Davidson observes that Indiana’s Pattern Jury Instructions inserts the phrase “and voluntarily” into the elements of a crime when the evidence raises a voluntariness issue. INDIANA PATTERN JURY INSTRUCTIONS § 9.01 (3rd ed. 2005) (using theft as an example). The pattern instructions rely on Baird v. State, 604 N.E.2d 1170, 1176 (Ind. 1992), which declared that if the evidence raised voluntariness as an issue, “the [S]tate must prove the defendant acted voluntarily beyond a reasonable doubt.” See also IND. CODE ANN. § 35-41-2-1(a)(West 2004) (requiring that a person must act voluntarily in order for criminal liability to attach).

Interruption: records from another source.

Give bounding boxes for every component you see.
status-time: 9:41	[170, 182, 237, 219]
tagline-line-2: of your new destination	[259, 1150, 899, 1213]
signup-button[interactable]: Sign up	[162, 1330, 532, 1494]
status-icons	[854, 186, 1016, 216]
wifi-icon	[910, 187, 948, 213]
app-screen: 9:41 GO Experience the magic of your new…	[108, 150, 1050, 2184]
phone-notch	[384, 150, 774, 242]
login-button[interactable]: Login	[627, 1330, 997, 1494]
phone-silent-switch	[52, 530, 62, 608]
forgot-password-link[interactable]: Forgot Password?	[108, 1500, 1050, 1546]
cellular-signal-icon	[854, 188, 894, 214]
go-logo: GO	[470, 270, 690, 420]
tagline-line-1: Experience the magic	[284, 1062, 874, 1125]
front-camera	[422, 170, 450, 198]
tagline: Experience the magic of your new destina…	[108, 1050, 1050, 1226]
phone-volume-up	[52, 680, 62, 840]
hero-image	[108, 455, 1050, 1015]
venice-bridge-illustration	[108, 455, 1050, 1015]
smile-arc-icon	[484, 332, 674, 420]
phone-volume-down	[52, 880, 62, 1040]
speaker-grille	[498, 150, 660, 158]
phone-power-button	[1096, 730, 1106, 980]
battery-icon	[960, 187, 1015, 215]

Davidson did supply testimony from medical experts concerning the voluntariness of his conduct. They testified that a combination of Ambien and Zoloft can adversely affect a person’s control over impulsive behavior, causing one to become uninhibited. (Tr. at 235-36, 243, 355-57.) They also testified that Davidson was unaware of any potential adverse effects. (Tr. at 236.) They opined that Davidson was in a disassociative state rendering his conduct involuntary. (Tr. at 391, 393, 476, 489-90.)
Davidson argues that an inclusion of “and voluntarily” in the elements of the offense would have ensured that the jury knew that the State must prove he acted voluntarily beyond a reasonable doubt, and that no other instruction guided the jury on the State’s burden as regards this element. (Appellant’s Br. at 15-16.)

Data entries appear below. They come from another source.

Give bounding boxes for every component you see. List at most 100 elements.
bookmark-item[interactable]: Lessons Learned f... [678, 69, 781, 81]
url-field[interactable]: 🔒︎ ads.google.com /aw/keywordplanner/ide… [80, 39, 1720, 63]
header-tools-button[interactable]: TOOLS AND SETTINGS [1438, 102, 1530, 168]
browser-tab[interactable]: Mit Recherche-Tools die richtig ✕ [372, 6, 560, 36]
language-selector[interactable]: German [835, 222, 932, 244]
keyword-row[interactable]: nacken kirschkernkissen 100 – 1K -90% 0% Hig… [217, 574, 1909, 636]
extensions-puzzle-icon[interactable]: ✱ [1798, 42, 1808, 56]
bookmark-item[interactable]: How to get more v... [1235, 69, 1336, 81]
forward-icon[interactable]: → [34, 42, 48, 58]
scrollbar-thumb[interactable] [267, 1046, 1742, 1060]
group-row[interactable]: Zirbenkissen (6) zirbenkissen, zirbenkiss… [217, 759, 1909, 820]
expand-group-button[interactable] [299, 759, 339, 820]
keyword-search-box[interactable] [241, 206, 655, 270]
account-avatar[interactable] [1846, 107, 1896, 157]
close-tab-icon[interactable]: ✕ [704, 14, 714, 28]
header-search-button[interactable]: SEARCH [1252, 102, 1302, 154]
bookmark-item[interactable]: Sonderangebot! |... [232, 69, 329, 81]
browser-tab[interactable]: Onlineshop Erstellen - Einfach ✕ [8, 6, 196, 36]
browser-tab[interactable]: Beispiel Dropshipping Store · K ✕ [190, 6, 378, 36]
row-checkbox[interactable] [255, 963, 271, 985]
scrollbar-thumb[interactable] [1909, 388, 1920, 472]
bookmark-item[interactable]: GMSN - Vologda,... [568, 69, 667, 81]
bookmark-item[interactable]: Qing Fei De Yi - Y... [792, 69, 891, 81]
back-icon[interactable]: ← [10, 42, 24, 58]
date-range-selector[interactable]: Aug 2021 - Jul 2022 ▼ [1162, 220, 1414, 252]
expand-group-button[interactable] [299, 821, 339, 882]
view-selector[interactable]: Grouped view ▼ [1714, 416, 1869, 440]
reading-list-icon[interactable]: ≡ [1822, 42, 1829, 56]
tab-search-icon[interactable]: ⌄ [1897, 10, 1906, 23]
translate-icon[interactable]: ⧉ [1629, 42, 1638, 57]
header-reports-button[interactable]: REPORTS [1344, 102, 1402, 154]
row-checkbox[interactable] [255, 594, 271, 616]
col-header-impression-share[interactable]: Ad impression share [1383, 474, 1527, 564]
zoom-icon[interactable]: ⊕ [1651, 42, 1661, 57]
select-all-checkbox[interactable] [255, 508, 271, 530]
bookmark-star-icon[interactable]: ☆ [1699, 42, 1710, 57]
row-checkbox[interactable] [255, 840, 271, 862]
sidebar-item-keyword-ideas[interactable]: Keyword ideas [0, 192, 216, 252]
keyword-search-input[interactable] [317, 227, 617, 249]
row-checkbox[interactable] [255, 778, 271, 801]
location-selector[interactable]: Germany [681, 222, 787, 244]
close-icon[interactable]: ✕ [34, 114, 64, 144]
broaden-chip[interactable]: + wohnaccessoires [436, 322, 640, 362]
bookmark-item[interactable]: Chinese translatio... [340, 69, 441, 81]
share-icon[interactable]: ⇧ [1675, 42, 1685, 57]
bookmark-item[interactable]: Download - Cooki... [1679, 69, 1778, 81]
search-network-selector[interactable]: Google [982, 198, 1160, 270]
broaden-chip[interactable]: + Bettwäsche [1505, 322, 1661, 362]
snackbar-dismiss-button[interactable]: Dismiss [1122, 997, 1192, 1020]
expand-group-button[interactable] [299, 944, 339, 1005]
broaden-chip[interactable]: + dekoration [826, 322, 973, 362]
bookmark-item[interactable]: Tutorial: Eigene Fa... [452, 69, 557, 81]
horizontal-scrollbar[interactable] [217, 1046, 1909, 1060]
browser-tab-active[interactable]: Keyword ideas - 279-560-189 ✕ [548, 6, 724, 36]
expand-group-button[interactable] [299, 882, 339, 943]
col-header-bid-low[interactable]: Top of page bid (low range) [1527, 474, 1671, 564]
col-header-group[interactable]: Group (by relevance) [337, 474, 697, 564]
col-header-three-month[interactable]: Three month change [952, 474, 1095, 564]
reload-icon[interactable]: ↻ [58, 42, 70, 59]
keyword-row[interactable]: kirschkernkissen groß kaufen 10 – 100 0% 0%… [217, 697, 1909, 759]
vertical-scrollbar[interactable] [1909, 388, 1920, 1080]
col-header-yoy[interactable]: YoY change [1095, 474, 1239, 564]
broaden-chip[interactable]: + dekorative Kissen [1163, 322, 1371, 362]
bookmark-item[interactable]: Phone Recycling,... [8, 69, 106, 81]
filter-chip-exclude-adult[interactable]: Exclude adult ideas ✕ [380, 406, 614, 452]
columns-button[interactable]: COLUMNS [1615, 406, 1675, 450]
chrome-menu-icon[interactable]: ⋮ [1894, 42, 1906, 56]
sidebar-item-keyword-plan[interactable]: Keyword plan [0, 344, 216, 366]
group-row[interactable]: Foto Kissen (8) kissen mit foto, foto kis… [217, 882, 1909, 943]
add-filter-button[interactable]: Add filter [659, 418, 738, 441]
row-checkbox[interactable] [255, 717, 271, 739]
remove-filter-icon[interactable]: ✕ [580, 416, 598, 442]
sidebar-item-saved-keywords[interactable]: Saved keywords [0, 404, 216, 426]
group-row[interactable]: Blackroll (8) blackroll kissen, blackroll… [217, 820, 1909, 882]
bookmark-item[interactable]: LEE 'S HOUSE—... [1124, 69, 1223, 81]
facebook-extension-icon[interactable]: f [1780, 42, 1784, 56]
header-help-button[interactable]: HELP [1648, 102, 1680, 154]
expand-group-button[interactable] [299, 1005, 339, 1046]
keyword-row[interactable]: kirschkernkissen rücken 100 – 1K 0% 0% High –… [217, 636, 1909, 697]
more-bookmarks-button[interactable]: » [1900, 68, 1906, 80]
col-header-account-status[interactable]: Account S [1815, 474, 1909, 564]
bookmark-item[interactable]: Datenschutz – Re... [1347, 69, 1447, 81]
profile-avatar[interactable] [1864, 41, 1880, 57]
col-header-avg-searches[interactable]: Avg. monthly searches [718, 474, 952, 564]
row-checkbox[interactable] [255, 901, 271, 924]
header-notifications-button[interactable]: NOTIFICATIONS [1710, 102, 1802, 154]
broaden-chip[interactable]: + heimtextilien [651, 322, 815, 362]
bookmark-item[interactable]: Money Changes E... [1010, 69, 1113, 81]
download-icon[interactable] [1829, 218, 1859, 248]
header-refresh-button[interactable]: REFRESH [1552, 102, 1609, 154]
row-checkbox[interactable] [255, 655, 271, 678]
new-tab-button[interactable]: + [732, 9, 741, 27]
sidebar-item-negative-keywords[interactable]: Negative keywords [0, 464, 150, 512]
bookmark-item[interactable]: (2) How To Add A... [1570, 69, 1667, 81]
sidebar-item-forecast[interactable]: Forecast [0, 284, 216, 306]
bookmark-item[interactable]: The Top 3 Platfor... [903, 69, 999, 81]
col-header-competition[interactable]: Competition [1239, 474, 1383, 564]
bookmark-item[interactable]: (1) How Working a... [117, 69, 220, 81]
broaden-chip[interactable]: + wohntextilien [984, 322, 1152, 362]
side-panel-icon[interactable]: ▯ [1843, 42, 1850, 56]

The real problem with this contention is that the condition that underlay Davidson’s defense is covered by our Code section on intoxication and not by the section on voluntariness.

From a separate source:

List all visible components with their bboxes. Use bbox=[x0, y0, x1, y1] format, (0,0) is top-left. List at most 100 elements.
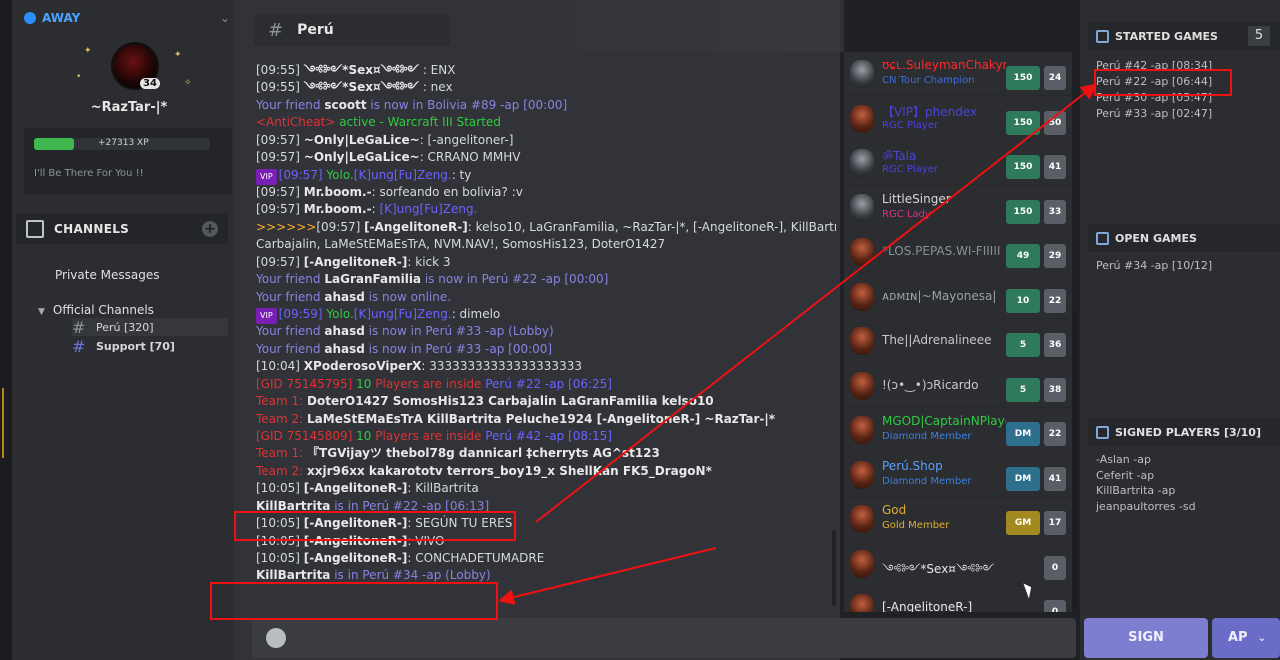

The drafters of Indiana’s voluntariness provision used section 2.01 of the Model Penal Code as the source. IND. CRIM. LAW STUDY COMM’N, IND. PENAL CODE PROPOSED FINAL DRAFT 11-12 (1974). The American Law Institute report on the provision indicates that its purpose is to exclude from voluntary conduct those mental impairments that are the product of an otherwise healthy mind. The illustrative examples are reflexes, convulsions, unconsciousness (for example, a driver who loses consciousness and runs over a pedestrian), somnambulism, hypnosis, and a residual category for movements not a product of the actor’s effort (where the actor is moved by force). MODEL PENAL CODE § 2.01 cmts. 1 & 2 (Official Draft and Revised Comments 1985). Because the Model Penal Code’s list of such conditions was not imported into our Code, we have recognized that certain conditions not included in the ALI model can be covered under the Indiana statute. See McClain v. State, 678 N.E.2d 104, 108 n.7 (Ind. 1997).
There is no indication in the Model Code that it was designed to cover garden-variety or even exotic claims about the use of drugs or alcohol. Indeed, the Model Code contains a separate section on intoxication as a defense. MODEL PENAL CODE § 2.08 (Official Draft and Revised Comments 1985). So it is with our Code. Indiana law provides that intoxication is a defense only if the defendant did not consent to the introduction of the substance into his body or if the defendant was unaware the substance might cause intoxication. IND. CODE ANN. § 35-41-3-5 (West 2004).